Home | About | Sematext search-lucene.com search-hadoop.com
 Search Hadoop and all its subprojects:

Switch to Threaded View
HBase >> mail # user >> What happened in hlog if data are deleted cuased by ttl?

Copy link to this message
Re: What happened in hlog if data are deleted cuased by ttl?
And also an interesting point is that the ttl data will not exist in
hfile. I have made the following test,

hbase(main):003:0> create 'test',{TTL=>'200',NAME=>'course'}
0 row(s) in 1.1420 seconds

hbase(main):005:0> put 'test','tom','course:english',90
0 row(s) in 0.0320 seconds

hbase(main):006:0> flush 'test'
0 row(s) in 0.1680 seconds

hbase(main):007:0> scan 'test'
ROW                   COLUMN+CELL
 tom                  column=course:english, timestamp=1345623867082, value=90
1 row(s) in 0.0350 seconds

./hbase org.apache.hadoop.hbase.io.hfile.HFile -v -f
Scanning -> /hbase/test/abe4d5adaa650cdd46d26dca0bf85b72/course/8c77fb321f934592869f9852f777b22e
12/08/22 10:27:39 INFO hfile.CacheConfig: Allocating LruBlockCache
with maximum size 247.9m
Scanned kv count -> 1

so, I guess the ttl data is only managed in memstore. But the question
is that if memstore doesn't have enough size to accept new incoming
ttl data what will happen? Can anybody explain?
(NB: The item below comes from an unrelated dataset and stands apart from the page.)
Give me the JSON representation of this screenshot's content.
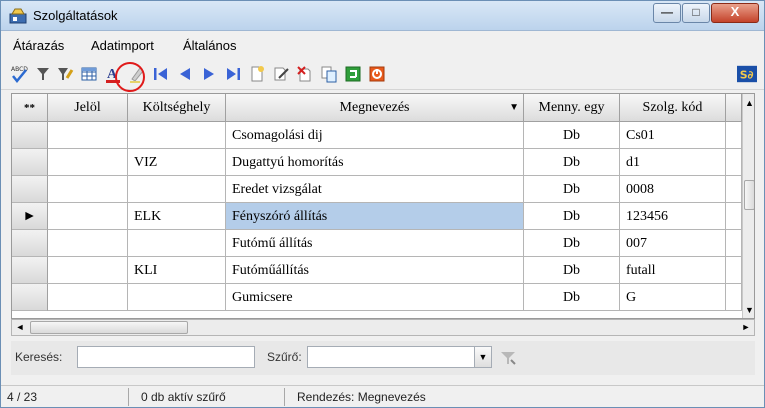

On Wed, Aug 22, 2012 at 10:19 AM, yonghu <[EMAIL PROTECTED]> wrote:
> I can fully understand normal deletion. But, in my point of view, ttl
> deletion is different than the normal deletion. The insertion of ttl
> data is recorded in hlog. But the ttl deletion is not recorded by
> hlog. So, it failure occurs, should the ttl data be reinserted to data
> or can we discard the certain ttl data? Moreover, ttl deletion is not
> executed at data compaction time. Scanner needs to periodically scan
> each Store file to execute deletion.
> regards!
> Yong
> On Tue, Aug 21, 2012 at 5:29 PM, jmozah <[EMAIL PROTECTED]> wrote:
>> This helped me http://hadoop-hbase.blogspot.in/2011/12/deletion-in-hbase.html
>> ./Zahoor
>> HBase Musings
>> On 14-Aug-2012, at 6:54 PM, Harsh J <[EMAIL PROTECTED]> wrote:
>>> Hi Yonghu,
>>> A timestamp is stored along with each insert. The ttl is maintained at
>>> the region-store level. Hence, when the log replays, all entries with
>>> expired TTLs are automatically omitted.
>>> Also, TTL deletions happen during compactions, and hence do not
>>> carry/need Delete events. When scanning a store file, TTL-expired
>>> entries are automatically skipped away.
>>> On Tue, Aug 14, 2012 at 3:34 PM, yonghu <[EMAIL PROTECTED]> wrote:
>>>> My hbase version is 0.92. I tried something as follows:
>>>> 1.Created a table 'test' with 'course' in which ttl=5.
>>>> 2. inserted one row into the table. 5 seconds later, the row was deleted.
>>>> Later when I checked the log infor of 'test' table, I only found the
>>>> inserted information but not deleted information.
>>>> Can anyone tell me which information is written into hlog when data is
>>>> deleted by ttl or in this situation, no information is written into
>>>> the hlog. If there is no information of deletion in the log, how can
>>>> we guarantee the data recovered by log are correct?
>>>> Thanks!
>>>> Yong
>>> --
>>> Harsh J